How to support someone in DV relationship

5 replies

WorkingBling · 02/02/2015 17:15

I don't want to go into detail, but someone we are close to told us over the weekend that her relationship, which has always had issues, has now started to include DV. On both parts - he threatened her, she lashed out, he pushed her... the both have minor injuries.

I've read enough to know this will escalate. And it's being brewing for a while with this couple. Currently, she cannot see that this needs to be a dealbreaker and that the relationship needs to end. She feels they were both to blame as the violence went both ways, and seems to think that cancels things out.

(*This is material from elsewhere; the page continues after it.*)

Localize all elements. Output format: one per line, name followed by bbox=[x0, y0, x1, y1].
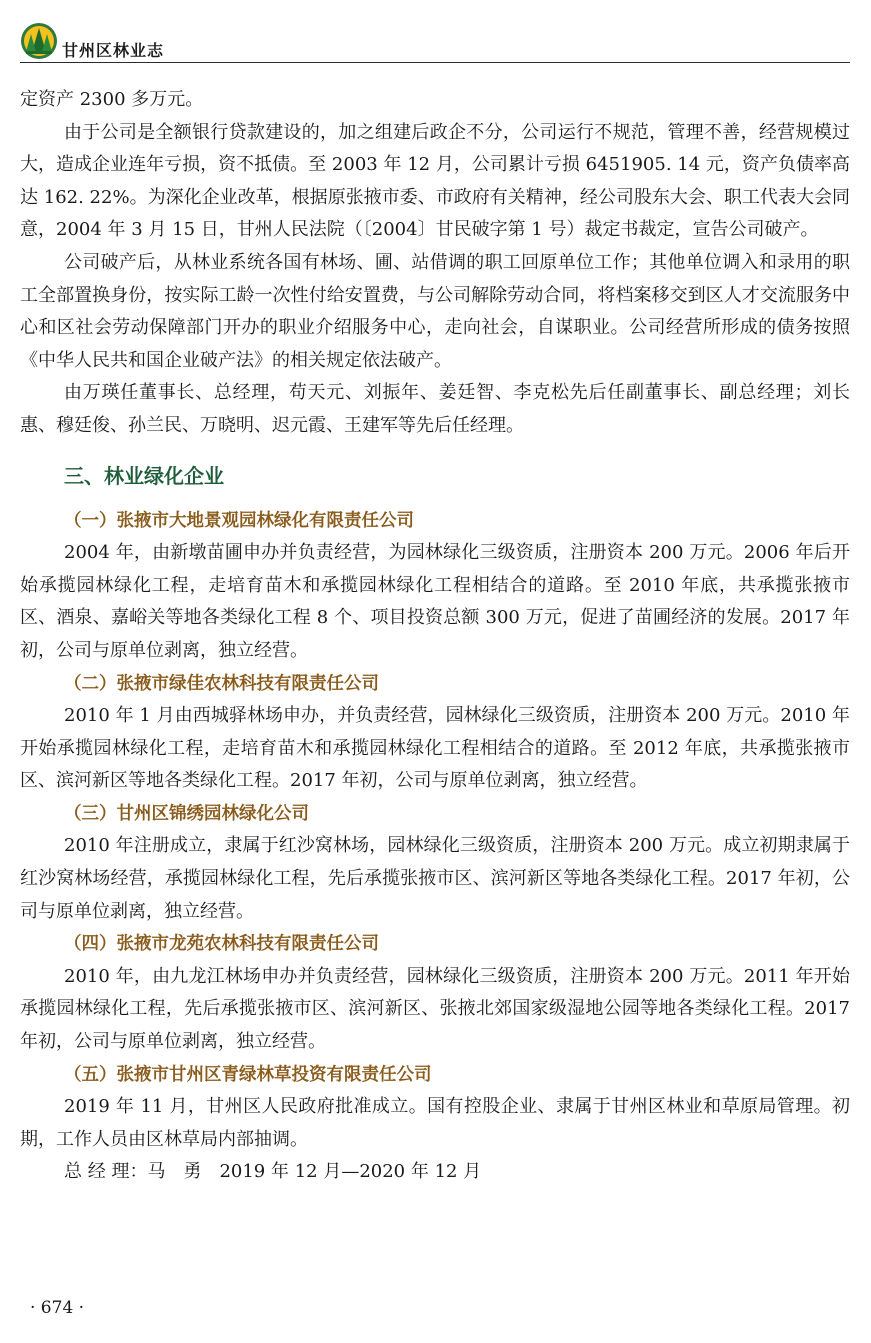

Online resources and practical tips please. I don't want to alienate her. I want her to realise this is not sustainable. But I can't force her to move on.

OP posts:
CogitoErgoSometimes · 02/02/2015 19:00

Sadly, you can't force or persuade someone to seek help. Abusive relationships are characterised by control and victims, even when presented with a key to the lock, can be too intimidated to open the door. Give your friend the phone number of Women's Aid 0808 2000 247 but don't be surprised if she doesn't call. If there are children witnessing the abuse that changes things a little and Child Protection will be interested. Equally, if she is injured or in immediate danger, call the police immediately

CogitoErgoSometimes · 02/02/2015 19:03

Should add ... Very common for abusers to provoke a reaction in victims. Provoke a push, justify a punch... convince the victim that they're equally to blame. Of course they're not, it's just more manipulation.

WorkingBling · 03/02/2015 13:58

thanks cog. Dh and I don't know what to do and feel so helpless. We have long thought that there is significant manipulation and emotional abuse going on but it's impossible to get her to see it as she believes she is difficult and harsh and mean. Truthfully - she can be all of those things - but dh and I keep pointing out that nothing justified his behaviour. She doesn't get it. It's so frustrating. And worrying.

No children. I said what happens if kids are involved and she got defensive and said he would never hurt a child. Buy even if that's true, a child witnessing this behaviour is being damaged IMO.

OP posts:
CogitoErgoSometimes · 03/02/2015 14:14

Manipulation is standard. Making the victim believe they are to blame or as bad as the abuser. 'He'd never hurt a child' is a stock response but of course, living as a little hostage watching one adult torment another is horribly damaging

ThatBloodyWoman · 03/02/2015 14:19

Stay her friend.
He may well try to make it hard for her to maintain friendships.
Let her know you're there,no matter what,even if she hasn't spoken to you for months.